異なるデータに目を向ける

 コロナ禍のような厳しい環境を乗り切るうえでは、これまでと異なるデータに目を向けるとよい。たとえば、もっとシンプルなデータをいくつか組み合わせてみたり、自明ではない――場合によっては、未整理のいわば「ダークマター」的な――データを掘り下げて検討したりしてもよいだろう。

 そのようなデータはしばしば、予測結果に基づいて実地の行動を取る人たちの頭の中にある(担当エリアの出来事やその他の環境について、現場の社員がよく知っているケースもあるだろう)。そのようなデータも整理して、取り込めばよい。

 まず、データを集めなくてはならない。多くの予測モデルは、過去の時系列の売上げデータを土台にしている。比較的安定した環境であれば、そのようなデータをもとに、次のシーズンについて正確に予測できるかもしれない。しかし、コロナ禍のような状況では、過去に繰り返されてきたお馴染みのパターンは当てはまらない。それよりも、過去の類似の出来事のほうが予測の参考になるかもしれない。

 具体的には、過去の経済的ショック(ドットコム・バブルの崩壊など)や、自然災害(サプライチェーンを長期間混乱させた巨大ハリケーンの襲来など)、そして新型コロナウイルスの感染拡大を乗り越えた地域の経験などを参考にできるだろう。

 そのような過去の出来事から抽出したデータ――さまざまな国や都市で需要と供給が回復するまでに要した期間の長さなど――は、コロナ禍とコロナ後の近未来を予測するうえで役に立つかもしれない。

 もっとも、過去の類似の出来事に関するデータだけでは十分でない。ほぼリアルタイムのデータも入手して、消費者の現在の姿勢と行動を把握すべきだ。

 家庭用品メーカーは往々にして、売り場での正確なデータをただちに入手できない。そこで、小売業者を説得してもっとデータを提供してもらうか、消費者への直販チャネルを確立する必要がある。

 そうした方策を講じても、ほかの地域のデータはすぐには手に入らないかもしれない。その場合は、オンライン・ショッピングの売上げデータ、ネット検索のパターン、スマートフォンの位置データ、ソーシャルメディアの感情分析などを駆使することにより、消費動向を把握できるかもしれない。

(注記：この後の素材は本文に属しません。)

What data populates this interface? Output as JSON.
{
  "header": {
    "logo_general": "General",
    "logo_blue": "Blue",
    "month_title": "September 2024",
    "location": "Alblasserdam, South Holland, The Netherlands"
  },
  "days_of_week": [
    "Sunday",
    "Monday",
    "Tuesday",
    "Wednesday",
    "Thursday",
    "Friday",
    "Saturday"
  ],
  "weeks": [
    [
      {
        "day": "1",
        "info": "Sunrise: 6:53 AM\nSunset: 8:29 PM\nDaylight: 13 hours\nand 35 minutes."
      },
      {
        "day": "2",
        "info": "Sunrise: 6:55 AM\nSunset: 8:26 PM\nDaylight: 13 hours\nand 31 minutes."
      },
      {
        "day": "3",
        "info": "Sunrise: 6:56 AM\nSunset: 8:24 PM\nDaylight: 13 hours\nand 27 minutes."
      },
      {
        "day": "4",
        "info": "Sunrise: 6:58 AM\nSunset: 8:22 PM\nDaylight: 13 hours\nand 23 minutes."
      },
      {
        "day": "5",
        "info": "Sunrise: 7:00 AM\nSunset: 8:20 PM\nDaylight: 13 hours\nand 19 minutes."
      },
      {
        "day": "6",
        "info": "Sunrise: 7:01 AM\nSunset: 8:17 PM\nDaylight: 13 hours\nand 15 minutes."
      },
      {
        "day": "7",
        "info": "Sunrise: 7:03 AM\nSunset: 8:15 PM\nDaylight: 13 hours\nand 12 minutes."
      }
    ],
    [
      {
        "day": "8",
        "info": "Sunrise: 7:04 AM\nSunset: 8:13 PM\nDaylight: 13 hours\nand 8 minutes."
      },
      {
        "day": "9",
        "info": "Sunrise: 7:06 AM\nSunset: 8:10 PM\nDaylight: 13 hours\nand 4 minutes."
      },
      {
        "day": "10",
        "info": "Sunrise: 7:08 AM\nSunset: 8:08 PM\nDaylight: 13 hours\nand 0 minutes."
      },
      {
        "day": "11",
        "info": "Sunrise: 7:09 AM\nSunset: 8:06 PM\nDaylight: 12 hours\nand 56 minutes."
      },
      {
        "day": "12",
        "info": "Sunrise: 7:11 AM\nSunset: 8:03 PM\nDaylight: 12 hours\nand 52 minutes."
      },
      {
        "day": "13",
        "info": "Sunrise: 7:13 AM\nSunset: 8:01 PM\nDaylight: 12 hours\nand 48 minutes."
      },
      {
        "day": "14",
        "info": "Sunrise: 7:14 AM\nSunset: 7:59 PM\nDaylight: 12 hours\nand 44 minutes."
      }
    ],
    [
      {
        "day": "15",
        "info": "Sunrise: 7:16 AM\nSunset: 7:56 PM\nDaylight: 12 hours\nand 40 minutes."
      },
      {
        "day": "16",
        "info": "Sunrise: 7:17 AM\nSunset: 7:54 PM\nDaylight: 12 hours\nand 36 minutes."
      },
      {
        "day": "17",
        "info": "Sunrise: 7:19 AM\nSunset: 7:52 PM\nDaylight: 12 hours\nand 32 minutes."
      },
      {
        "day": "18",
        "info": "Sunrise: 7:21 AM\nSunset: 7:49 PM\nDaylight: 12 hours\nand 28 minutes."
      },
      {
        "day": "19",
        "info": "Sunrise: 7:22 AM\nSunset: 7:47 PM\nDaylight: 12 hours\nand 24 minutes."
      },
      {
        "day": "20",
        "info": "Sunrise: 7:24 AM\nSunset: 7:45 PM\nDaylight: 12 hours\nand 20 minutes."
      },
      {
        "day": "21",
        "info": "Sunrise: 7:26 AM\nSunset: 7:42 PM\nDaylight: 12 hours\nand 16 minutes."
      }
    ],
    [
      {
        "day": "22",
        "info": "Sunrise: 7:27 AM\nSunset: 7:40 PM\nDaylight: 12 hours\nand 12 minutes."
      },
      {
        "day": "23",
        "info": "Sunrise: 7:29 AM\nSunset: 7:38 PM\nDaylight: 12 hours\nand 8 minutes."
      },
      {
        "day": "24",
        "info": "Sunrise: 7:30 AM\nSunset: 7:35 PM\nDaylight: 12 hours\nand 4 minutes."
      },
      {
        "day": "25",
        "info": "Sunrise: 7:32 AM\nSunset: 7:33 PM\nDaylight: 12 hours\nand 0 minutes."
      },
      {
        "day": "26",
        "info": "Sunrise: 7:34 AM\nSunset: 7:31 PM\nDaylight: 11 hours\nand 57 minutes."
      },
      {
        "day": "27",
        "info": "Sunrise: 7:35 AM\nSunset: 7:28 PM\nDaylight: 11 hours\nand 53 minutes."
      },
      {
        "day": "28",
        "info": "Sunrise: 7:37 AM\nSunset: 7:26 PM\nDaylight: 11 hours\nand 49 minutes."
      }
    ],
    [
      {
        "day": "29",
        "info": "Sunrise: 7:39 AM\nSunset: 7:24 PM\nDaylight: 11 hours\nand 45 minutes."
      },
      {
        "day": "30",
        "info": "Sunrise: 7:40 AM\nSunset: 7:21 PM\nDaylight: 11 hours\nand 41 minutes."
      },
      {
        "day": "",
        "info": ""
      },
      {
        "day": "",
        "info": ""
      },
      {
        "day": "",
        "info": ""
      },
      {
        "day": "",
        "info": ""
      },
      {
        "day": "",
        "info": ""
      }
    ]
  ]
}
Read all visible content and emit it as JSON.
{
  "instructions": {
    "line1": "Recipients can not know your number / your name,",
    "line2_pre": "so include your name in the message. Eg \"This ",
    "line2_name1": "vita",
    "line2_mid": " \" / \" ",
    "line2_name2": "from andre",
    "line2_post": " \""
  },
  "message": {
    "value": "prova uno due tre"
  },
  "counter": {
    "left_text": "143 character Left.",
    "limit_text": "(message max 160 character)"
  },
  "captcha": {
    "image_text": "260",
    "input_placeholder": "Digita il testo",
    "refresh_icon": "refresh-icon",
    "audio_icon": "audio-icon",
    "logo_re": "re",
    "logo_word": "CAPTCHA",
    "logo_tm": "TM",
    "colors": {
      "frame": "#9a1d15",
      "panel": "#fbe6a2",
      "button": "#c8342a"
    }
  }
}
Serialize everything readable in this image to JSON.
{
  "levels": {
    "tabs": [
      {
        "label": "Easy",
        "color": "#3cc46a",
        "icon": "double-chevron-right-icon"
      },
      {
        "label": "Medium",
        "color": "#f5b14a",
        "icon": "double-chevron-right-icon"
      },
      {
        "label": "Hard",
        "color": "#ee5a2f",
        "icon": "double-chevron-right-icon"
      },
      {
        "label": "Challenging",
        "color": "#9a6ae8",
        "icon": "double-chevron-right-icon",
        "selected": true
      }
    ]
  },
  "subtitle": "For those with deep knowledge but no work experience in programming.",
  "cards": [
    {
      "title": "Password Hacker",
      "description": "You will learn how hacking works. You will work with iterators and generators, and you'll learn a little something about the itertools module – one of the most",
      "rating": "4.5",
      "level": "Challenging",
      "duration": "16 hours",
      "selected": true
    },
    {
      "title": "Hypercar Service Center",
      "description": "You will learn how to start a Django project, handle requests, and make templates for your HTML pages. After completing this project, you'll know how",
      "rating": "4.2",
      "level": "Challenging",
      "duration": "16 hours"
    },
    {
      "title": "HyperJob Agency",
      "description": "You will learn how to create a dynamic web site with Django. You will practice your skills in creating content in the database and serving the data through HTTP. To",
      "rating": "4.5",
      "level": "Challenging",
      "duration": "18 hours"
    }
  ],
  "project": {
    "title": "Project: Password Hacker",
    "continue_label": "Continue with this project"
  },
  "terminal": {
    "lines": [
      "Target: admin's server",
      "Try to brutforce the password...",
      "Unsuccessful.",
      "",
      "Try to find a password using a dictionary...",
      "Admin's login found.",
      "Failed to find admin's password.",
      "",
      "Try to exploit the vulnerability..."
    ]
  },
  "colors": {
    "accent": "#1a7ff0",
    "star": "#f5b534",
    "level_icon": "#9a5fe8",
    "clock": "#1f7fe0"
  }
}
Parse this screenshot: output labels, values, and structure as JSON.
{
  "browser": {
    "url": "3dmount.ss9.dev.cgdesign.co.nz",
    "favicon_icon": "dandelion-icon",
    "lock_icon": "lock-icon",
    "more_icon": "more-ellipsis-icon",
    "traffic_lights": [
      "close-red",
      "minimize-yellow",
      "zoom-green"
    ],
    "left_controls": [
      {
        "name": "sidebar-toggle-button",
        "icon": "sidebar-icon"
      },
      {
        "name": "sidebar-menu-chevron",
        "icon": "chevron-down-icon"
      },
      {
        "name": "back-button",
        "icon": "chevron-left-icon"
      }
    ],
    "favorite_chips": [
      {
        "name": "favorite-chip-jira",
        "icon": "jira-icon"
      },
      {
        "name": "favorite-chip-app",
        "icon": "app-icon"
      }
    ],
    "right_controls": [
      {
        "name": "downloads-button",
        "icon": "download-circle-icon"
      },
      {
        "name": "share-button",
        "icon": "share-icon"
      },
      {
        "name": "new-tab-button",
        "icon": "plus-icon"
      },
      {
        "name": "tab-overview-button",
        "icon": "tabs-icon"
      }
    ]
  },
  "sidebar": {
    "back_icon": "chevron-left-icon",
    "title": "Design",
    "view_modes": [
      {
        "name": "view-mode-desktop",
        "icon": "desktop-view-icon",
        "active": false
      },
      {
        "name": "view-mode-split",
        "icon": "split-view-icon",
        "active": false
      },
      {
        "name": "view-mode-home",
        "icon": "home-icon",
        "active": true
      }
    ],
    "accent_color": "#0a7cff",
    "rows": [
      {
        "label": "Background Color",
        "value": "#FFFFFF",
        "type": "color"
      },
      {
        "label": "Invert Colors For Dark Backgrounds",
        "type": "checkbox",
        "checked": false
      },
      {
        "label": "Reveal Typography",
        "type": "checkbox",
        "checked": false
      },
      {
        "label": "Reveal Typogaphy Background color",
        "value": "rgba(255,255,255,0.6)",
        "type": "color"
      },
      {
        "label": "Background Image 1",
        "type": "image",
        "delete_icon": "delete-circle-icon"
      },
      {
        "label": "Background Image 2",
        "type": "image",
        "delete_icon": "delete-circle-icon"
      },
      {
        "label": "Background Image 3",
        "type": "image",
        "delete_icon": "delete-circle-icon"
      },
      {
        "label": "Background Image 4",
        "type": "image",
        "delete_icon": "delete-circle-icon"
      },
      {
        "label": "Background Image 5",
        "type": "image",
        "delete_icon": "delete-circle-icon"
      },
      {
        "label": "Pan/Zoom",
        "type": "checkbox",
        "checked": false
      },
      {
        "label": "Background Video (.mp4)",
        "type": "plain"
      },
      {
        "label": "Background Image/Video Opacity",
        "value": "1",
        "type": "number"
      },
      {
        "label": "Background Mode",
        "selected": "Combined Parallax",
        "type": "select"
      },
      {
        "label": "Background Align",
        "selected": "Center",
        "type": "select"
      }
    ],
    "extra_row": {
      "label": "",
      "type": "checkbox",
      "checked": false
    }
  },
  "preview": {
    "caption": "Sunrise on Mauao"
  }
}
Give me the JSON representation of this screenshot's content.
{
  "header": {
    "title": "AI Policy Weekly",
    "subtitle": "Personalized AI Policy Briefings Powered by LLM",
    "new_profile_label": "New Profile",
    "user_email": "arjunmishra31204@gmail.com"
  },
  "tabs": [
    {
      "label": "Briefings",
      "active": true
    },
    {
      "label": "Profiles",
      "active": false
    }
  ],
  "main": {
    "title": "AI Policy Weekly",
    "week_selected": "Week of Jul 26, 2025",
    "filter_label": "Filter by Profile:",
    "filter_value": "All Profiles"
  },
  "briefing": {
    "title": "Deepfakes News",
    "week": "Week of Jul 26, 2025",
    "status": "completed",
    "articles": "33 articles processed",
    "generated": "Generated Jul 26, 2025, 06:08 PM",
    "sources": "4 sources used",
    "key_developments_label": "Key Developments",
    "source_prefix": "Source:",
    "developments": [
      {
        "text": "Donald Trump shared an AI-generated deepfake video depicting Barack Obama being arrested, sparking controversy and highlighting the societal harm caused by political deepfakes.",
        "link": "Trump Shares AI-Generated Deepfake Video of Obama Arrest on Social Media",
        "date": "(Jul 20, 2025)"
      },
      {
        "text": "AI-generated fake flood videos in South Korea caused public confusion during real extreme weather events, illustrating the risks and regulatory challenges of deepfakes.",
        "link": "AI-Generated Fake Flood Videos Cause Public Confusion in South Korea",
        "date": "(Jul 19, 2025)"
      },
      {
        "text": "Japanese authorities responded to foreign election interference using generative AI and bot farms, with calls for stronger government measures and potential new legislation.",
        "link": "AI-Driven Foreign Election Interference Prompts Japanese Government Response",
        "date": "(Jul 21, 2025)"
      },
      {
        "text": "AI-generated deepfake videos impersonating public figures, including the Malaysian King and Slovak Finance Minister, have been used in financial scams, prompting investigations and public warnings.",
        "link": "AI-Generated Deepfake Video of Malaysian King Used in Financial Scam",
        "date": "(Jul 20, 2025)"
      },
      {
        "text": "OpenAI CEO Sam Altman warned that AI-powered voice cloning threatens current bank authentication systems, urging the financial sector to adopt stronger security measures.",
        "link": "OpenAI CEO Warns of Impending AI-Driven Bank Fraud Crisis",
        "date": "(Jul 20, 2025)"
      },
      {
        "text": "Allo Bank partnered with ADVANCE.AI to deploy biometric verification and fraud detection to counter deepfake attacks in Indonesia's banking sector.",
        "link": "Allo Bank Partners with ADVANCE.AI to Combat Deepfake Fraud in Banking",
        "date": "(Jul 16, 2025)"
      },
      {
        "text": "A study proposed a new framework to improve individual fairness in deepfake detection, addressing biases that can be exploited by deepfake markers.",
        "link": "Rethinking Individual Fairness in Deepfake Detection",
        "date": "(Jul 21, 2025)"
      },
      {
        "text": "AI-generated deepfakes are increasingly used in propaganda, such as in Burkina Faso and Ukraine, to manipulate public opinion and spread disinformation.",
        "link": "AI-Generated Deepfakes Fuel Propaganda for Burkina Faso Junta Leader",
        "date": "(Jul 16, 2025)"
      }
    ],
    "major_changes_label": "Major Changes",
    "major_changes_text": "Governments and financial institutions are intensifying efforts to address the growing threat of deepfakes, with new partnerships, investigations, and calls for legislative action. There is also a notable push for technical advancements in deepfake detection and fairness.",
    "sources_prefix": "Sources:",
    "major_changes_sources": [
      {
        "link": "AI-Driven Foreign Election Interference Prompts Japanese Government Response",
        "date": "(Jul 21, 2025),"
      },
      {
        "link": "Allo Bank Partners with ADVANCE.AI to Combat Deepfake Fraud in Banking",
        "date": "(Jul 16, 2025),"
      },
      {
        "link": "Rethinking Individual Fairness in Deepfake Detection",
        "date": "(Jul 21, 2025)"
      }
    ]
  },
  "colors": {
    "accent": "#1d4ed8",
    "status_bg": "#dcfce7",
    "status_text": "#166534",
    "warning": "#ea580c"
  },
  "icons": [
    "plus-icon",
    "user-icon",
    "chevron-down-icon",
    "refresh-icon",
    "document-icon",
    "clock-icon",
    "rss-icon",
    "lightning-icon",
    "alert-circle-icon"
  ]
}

 あるグローバルな食品会社は、新型コロナウイルスの感染拡大が始まって数カ月後に、このアプローチを実践した。レストラン、居酒屋、ホテルなど、これまで数値データに反映されていなかった販売チャネルにおける需要を把握したいと考えたのだ。そのような取り組みは、それ以前はなされていなかった。

 この会社は、スマートフォンの位置データを匿名化したものを分析し、7つの製品カテゴリーに関して需要予測に役立つ20点あまりの要素を選んだ。そのうえで、それらの要素に関するデータをあるツールに投入してシミュレーションを行い、それぞれの国ごとに、ワクチンの状況、ロックダウンに関する政策、景気刺激策の内容などの要素に基づいて、いくつかのシナリオを描き出した。

 また、同社は、ソーシャルメディアの投稿をもとに消費者心理を把握する試みとして、「パニック指数」も構築した。これまでのところ、このツールによる予測は、現場のセールス担当者が過去の売上げに基づいて導き出す予測よりも、実際の需要を正確に言い当てている。